I have the following Python code below. I'm expecting the code to return True but when I run it, it seems to always return False. It seems to fail when checking if 361 is 361 but I can't work out why:
def comp(array1, array2):
if array1 is None or array2 is None or len(array1) is 0 or len(array2) is 0 or len(array1) is not len(array2):
return False
aListSquared = [x * x for x in sorted(array1)]
array2.sort()
print(aListSquared)
print(array2)
for x in range(len(aListSquared)):
print('{0}:{1}'.format(aListSquared[x], type(aListSquared[x])))
print('{0}:{1}'.format(array2[x], type(array2[x])))
if int(aListSquared[x]) is not int(array2[x]):
return False
return True
a1 = [121, 144, 19, 161, 19, 144, 19, 11]
a2 = [11 * 11, 121 * 121, 144 * 144, 19 * 19, 161 * 161, 19 * 19, 144 * 144, 19 * 19]
print(comp(a1, a2))
Can anyone tell me what i'm doing wrong or why the validation doesn't seem to be working correctly?
Many Thanks
In your lines
if array1 is None or array2 is None or len(array1) is 0 or len(array2) is 0 or len(array1) is not len(array2):
and
if int(aListSquared[x]) is not int(array2[x]):
you're using the is operator to compare two integers.
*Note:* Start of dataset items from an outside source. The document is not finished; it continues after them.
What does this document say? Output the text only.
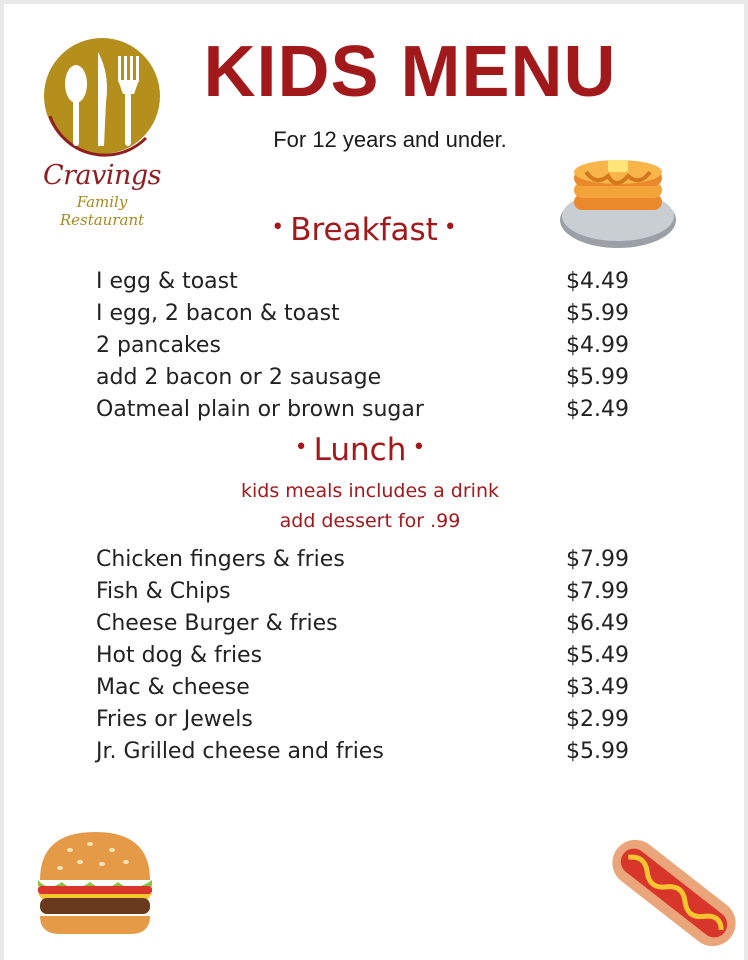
Cravings
Family Restaurant
KIDS MENU
For 12 years and under.
• Breakfast •
I egg & toast	$4.49
I egg, 2 bacon & toast	$5.99
2 pancakes	$4.99
add 2 bacon or 2 sausage	$5.99
Oatmeal plain or brown sugar	$2.49
• Lunch •
kids meals includes a drink
add dessert for .99
Chicken fingers & fries	$7.99
Fish & Chips	$7.99
Cheese Burger & fries	$6.49
Hot dog & fries	$5.49
Mac & cheese	$3.49
Fries or Jewels	$2.99
Jr. Grilled cheese and fries	$5.99
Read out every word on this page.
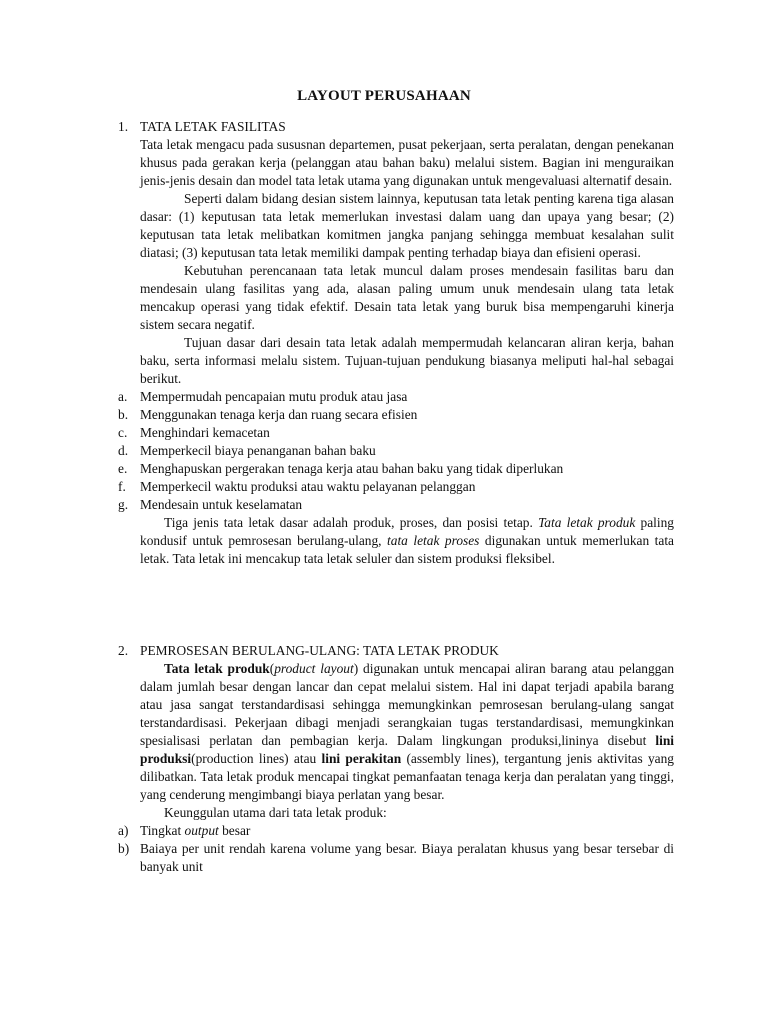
LAYOUT PERUSAHAAN
1. TATA LETAK FASILITAS

Tata letak mengacu pada sususnan departemen, pusat pekerjaan, serta peralatan, dengan penekanan khusus pada gerakan kerja (pelanggan atau bahan baku) melalui sistem. Bagian ini menguraikan jenis-jenis desain dan model tata letak utama yang digunakan untuk mengevaluasi alternatif desain.

Seperti dalam bidang desian sistem lainnya, keputusan tata letak penting karena tiga alasan dasar: (1) keputusan tata letak memerlukan investasi dalam uang dan upaya yang besar; (2) keputusan tata letak melibatkan komitmen jangka panjang sehingga membuat kesalahan sulit diatasi; (3) keputusan tata letak memiliki dampak penting terhadap biaya dan efisieni operasi.

Kebutuhan perencanaan tata letak muncul dalam proses mendesain fasilitas baru dan mendesain ulang fasilitas yang ada, alasan paling umum unuk mendesain ulang tata letak mencakup operasi yang tidak efektif. Desain tata letak yang buruk bisa mempengaruhi kinerja sistem secara negatif.

Tujuan dasar dari desain tata letak adalah mempermudah kelancaran aliran kerja, bahan baku, serta informasi melalu sistem. Tujuan-tujuan pendukung biasanya meliputi hal-hal sebagai berikut.

a. Mempermudah pencapaian mutu produk atau jasa
b. Menggunakan tenaga kerja dan ruang secara efisien
c. Menghindari kemacetan
d. Memperkecil biaya penanganan bahan baku
e. Menghapuskan pergerakan tenaga kerja atau bahan baku yang tidak diperlukan
f. Memperkecil waktu produksi atau waktu pelayanan pelanggan
g. Mendesain untuk keselamatan

Tiga jenis tata letak dasar adalah produk, proses, dan posisi tetap. Tata letak produk paling kondusif untuk pemrosesan berulang-ulang, tata letak proses digunakan untuk memerlukan tata letak. Tata letak ini mencakup tata letak seluler dan sistem produksi fleksibel.

2. PEMROSESAN BERULANG-ULANG: TATA LETAK PRODUK

Tata letak produk(product layout) digunakan untuk mencapai aliran barang atau pelanggan dalam jumlah besar dengan lancar dan cepat melalui sistem. Hal ini dapat terjadi apabila barang atau jasa sangat terstandardisasi sehingga memungkinkan pemrosesan berulang-ulang sangat terstandardisasi. Pekerjaan dibagi menjadi serangkaian tugas terstandardisasi, memungkinkan spesialisasi perlatan dan pembagian kerja. Dalam lingkungan produksi,lininya disebut lini produksi(production lines) atau lini perakitan (assembly lines), tergantung jenis aktivitas yang dilibatkan. Tata letak produk mencapai tingkat pemanfaatan tenaga kerja dan peralatan yang tinggi, yang cenderung mengimbangi biaya perlatan yang besar.

Keunggulan utama dari tata letak produk:

a) Tingkat output besar
b) Baiaya per unit rendah karena volume yang besar. Biaya peralatan khusus yang besar tersebar di banyak unit
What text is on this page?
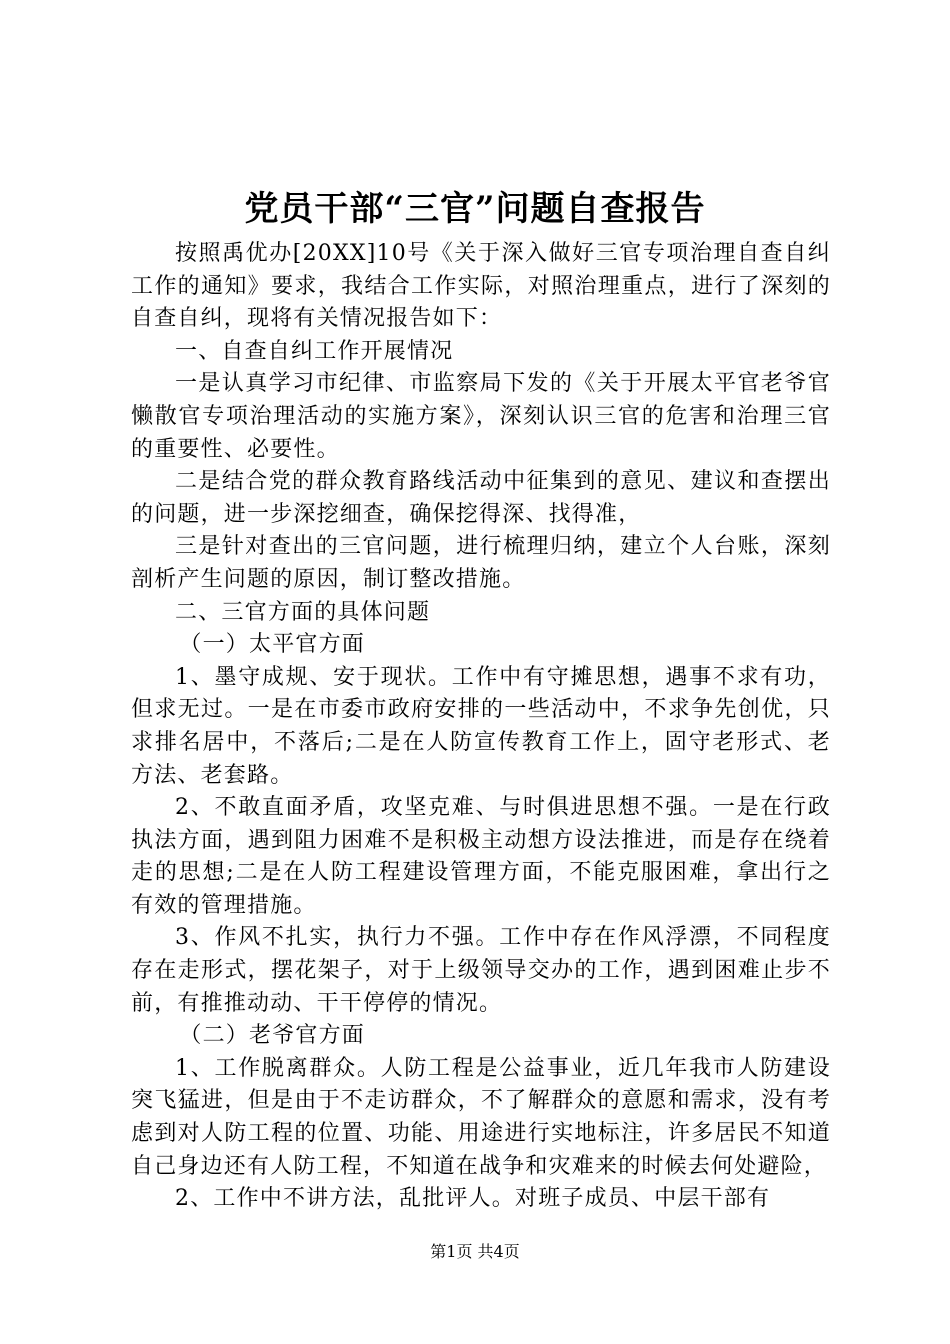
党员干部“三官”问题自查报告

按照禹优办[20XX]10号《关于深入做好三官专项治理自查自纠工作的通知》要求，我结合工作实际，对照治理重点，进行了深刻的自查自纠，现将有关情况报告如下：

一、自查自纠工作开展情况

一是认真学习市纪律、市监察局下发的《关于开展太平官老爷官懒散官专项治理活动的实施方案》，深刻认识三官的危害和治理三官的重要性、必要性。

二是结合党的群众教育路线活动中征集到的意见、建议和查摆出的问题，进一步深挖细查，确保挖得深、找得准，

三是针对查出的三官问题，进行梳理归纳，建立个人台账，深刻剖析产生问题的原因，制订整改措施。

二、三官方面的具体问题

（一）太平官方面

1、墨守成规、安于现状。工作中有守摊思想，遇事不求有功，但求无过。一是在市委市政府安排的一些活动中，不求争先创优，只求排名居中，不落后;二是在人防宣传教育工作上，固守老形式、老方法、老套路。

2、不敢直面矛盾，攻坚克难、与时俱进思想不强。一是在行政执法方面，遇到阻力困难不是积极主动想方设法推进，而是存在绕着走的思想;二是在人防工程建设管理方面，不能克服困难，拿出行之有效的管理措施。

3、作风不扎实，执行力不强。工作中存在作风浮漂，不同程度存在走形式，摆花架子，对于上级领导交办的工作，遇到困难止步不前，有推推动动、干干停停的情况。

（二）老爷官方面

1、工作脱离群众。人防工程是公益事业，近几年我市人防建设突飞猛进，但是由于不走访群众，不了解群众的意愿和需求，没有考虑到对人防工程的位置、功能、用途进行实地标注，许多居民不知道自己身边还有人防工程，不知道在战争和灾难来的时候去何处避险，

2、工作中不讲方法，乱批评人。对班子成员、中层干部有

第1页 共4页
That's not how the operator should be used in Python: The operator is to test for object identity, yet you only want to find out if the value is the same. In your case, you should just use == instead of is and != instead of is not respectively.
For further reading, see the Python documentation on Value comparisons and Identity comparisons, as well as "is" operator behaves unexpectedly with integers for example.